Un avvocato che scrive un ricorso poco chiaro, incoerente e prolisso non può stupirsi dell’eventuale dichiarazione di inammissibilità da parte della Cassazione.
Una tale situazione è accaduta nel 2009.
Un avvocato ottiene un decreto ingiuntivo per il pagamento dei propri compensi da parte di una società che però si oppone.
La società fallisce, la causa viene interrotta e poi ripresa dalla curatela fallimentare, ma la Corte d’Appello dichiara l’appello inammissibile per genericità.
L’avvocato allora ricorre in Corte di Cassazione, la quale però concorda sull’inammissibilità del ricorso per 2 ragioni, tra cui figura anche la formulazione confusa e prolissa dell’atto nonché le censure di alcuni fatti rilevanti.
SCRIVERE BENE: ORGANICITÀ E CHIAREZZA DELLA FORMA
Per la Cassazione il ricorso appare in contrasto con l’organicità e la chiarezza della forma richiesti dall’art. 3 comma 2 del processo amministrativo e dalla “Guida per Avvocati” approvata dalla Corte di Giustizia dell’Unione Europea.
Secondo la Guida, scrivere bene un ricorso è il primo passo per permettere al giudice di individuare subito e facilmente gli elementi essenziali su cui basare il proprio giudizio.
SUGGERIMENTI PER UNA BUONA SCRITTURA
Allora, c’è da chiedersi quali siano queste regole per scrivere bene.
A darci un quadro molto utile ci pensa il “Breviario per una buona scrittura redatto dal gruppo di lavoro sula chiarezza e la sinteticità degli atti processuali del Ministero della Giustizia”.
Sebbene il breviario non sia recentissimo, i suoi contenuti sono tutt’ora validissimi, pertanto abbiamo deciso di scegliere quelli che secondo noi sono i 27 suggerimenti da non dimenticare mai in fase di scrittura.
- Usare frasi brevi (max 20-25 parole).
- Esplicitare i soggetti.
- Evitare la subordinazione, preferire la coordinazione.
- Limitare incisi e parentetiche (frasi brevi inserite in un costrutto).

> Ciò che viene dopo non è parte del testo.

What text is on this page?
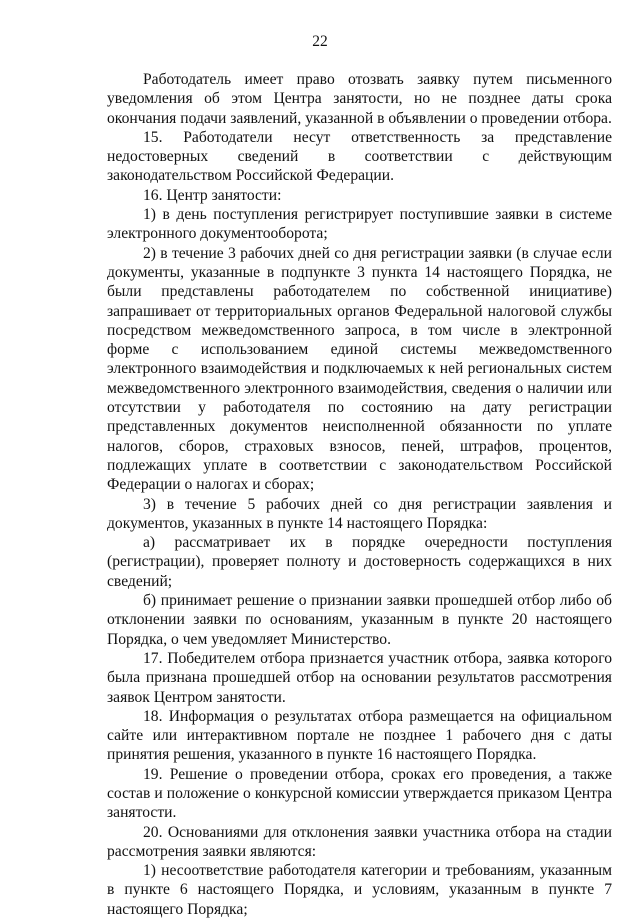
22

Работодатель имеет право отозвать заявку путем письменного уведомления об этом Центра занятости, но не позднее даты срока окончания подачи заявлений, указанной в объявлении о проведении отбора.

15. Работодатели несут ответственность за представление недостоверных сведений в соответствии с действующим законодательством Российской Федерации.

16. Центр занятости:

1) в день поступления регистрирует поступившие заявки в системе электронного документооборота;

2) в течение 3 рабочих дней со дня регистрации заявки (в случае если документы, указанные в подпункте 3 пункта 14 настоящего Порядка, не были представлены работодателем по собственной инициативе) запрашивает от территориальных органов Федеральной налоговой службы посредством межведомственного запроса, в том числе в электронной форме с использованием единой системы межведомственного электронного взаимодействия и подключаемых к ней региональных систем межведомственного электронного взаимодействия, сведения о наличии или отсутствии у работодателя по состоянию на дату регистрации представленных документов неисполненной обязанности по уплате налогов, сборов, страховых взносов, пеней, штрафов, процентов, подлежащих уплате в соответствии с законодательством Российской Федерации о налогах и сборах;

3) в течение 5 рабочих дней со дня регистрации заявления и документов, указанных в пункте 14 настоящего Порядка:

а) рассматривает их в порядке очередности поступления (регистрации), проверяет полноту и достоверность содержащихся в них сведений;

б) принимает решение о признании заявки прошедшей отбор либо об отклонении заявки по основаниям, указанным в пункте 20 настоящего Порядка, о чем уведомляет Министерство.

17. Победителем отбора признается участник отбора, заявка которого была признана прошедшей отбор на основании результатов рассмотрения заявок Центром занятости.

18. Информация о результатах отбора размещается на официальном сайте или интерактивном портале не позднее 1 рабочего дня с даты принятия решения, указанного в пункте 16 настоящего Порядка.

19. Решение о проведении отбора, сроках его проведения, а также состав и положение о конкурсной комиссии утверждается приказом Центра занятости.

20. Основаниями для отклонения заявки участника отбора на стадии рассмотрения заявки являются:

1) несоответствие работодателя категории и требованиям, указанным в пункте 6 настоящего Порядка, и условиям, указанным в пункте 7 настоящего Порядка;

Se possibile, preferire frasi autonome, altrimenti porli alla fine della frase o almeno segnalarli con lineette.
- Preferire le frasi affermative.
- Preferire i modi e tempi verbali di uso più comune.
- Evitare espressioni desuete e il burocratese.
- Sciogliere le sigle.
- Evitare aggettivi o avverbi inutili.
- Preferire verbi semplici a perifrasi verbali (“dare comunicazione”: meglio dire “comunicare”).

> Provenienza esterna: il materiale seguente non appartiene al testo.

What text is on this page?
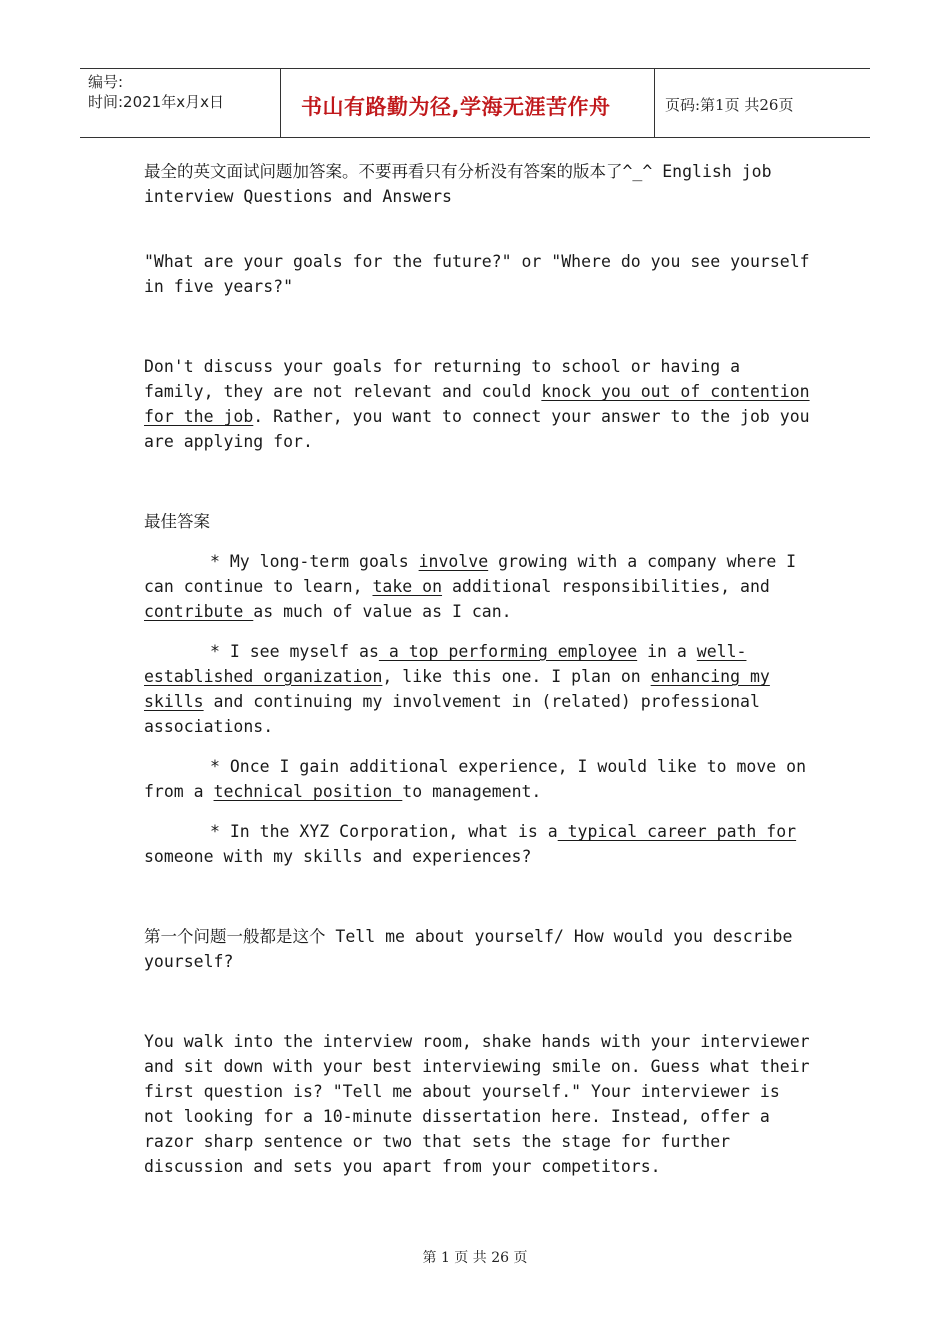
编号:
时间:2021年x月x日	书山有路勤为径,学海无涯苦作舟	页码:第1页 共26页

最全的英文面试问题加答案。不要再看只有分析没有答案的版本了^_^ English job interview Questions and Answers

"What are your goals for the future?" or "Where do you see yourself in five years?"

Don't discuss your goals for returning to school or having a family, they are not relevant and could knock you out of contention for the job. Rather, you want to connect your answer to the job you are applying for.

最佳答案

* My long-term goals involve growing with a company where I can continue to learn, take on additional responsibilities, and contribute as much of value as I can.

* I see myself as a top performing employee in a well-established organization, like this one. I plan on enhancing my skills and continuing my involvement in (related) professional associations.

* Once I gain additional experience, I would like to move on from a technical position to management.

* In the XYZ Corporation, what is a typical career path for someone with my skills and experiences?

第一个问题一般都是这个 Tell me about yourself/ How would you describe yourself?

You walk into the interview room, shake hands with your interviewer and sit down with your best interviewing smile on. Guess what their first question is? "Tell me about yourself." Your interviewer is not looking for a 10-minute dissertation here. Instead, offer a razor sharp sentence or two that sets the stage for further discussion and sets you apart from your competitors.

第 1 页 共 26 页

- Usare parole comuni, concrete e dirette (“morte” invece di “trapasso”).
- Non esagerare con le ripetizioni e l’uso di “suddetto”, “sopracitato” e simili.
- Evitare tecnicismi eccessivi.
- Evitare l ’uso eccessivo del participio presente e la sua sostantivazione (il dichiarante, l’istante, il delegante).
- Evitare o limitare modi di dire e frasi fatte.
- Limitare l’uso del latino.
- Scegliere font facilmente leggibili, dalle forme convenzionali e ben spaziate.
- Preferire un’interlinea di 1,5 punti.
- Usare immagini o figure solo se necessario.
- Usare link per arricchire il testo di agganci a risorse esterne.
- Numerare le pagine, meglio indicando anche il numero totale (es. “2/15” oppure “pag. 3 di 18”)
- Inserire un indice per offrire una panoramica della struttura dell’atto.
- Numerare e titolare i paragrafi per facilitare l’individuazione dei punti di interesse.
- Inserire un breve prospetto di sintesi per offrire un quadro dei tratti essenziali.
- Numerare e titolare i documenti allegati e linkati.
- Usare caratteri differenti per distinguere i richiami esterni o le citazioni dal testo.
- Inserire i richiami giurisprudenziali nelle note a piè pagina.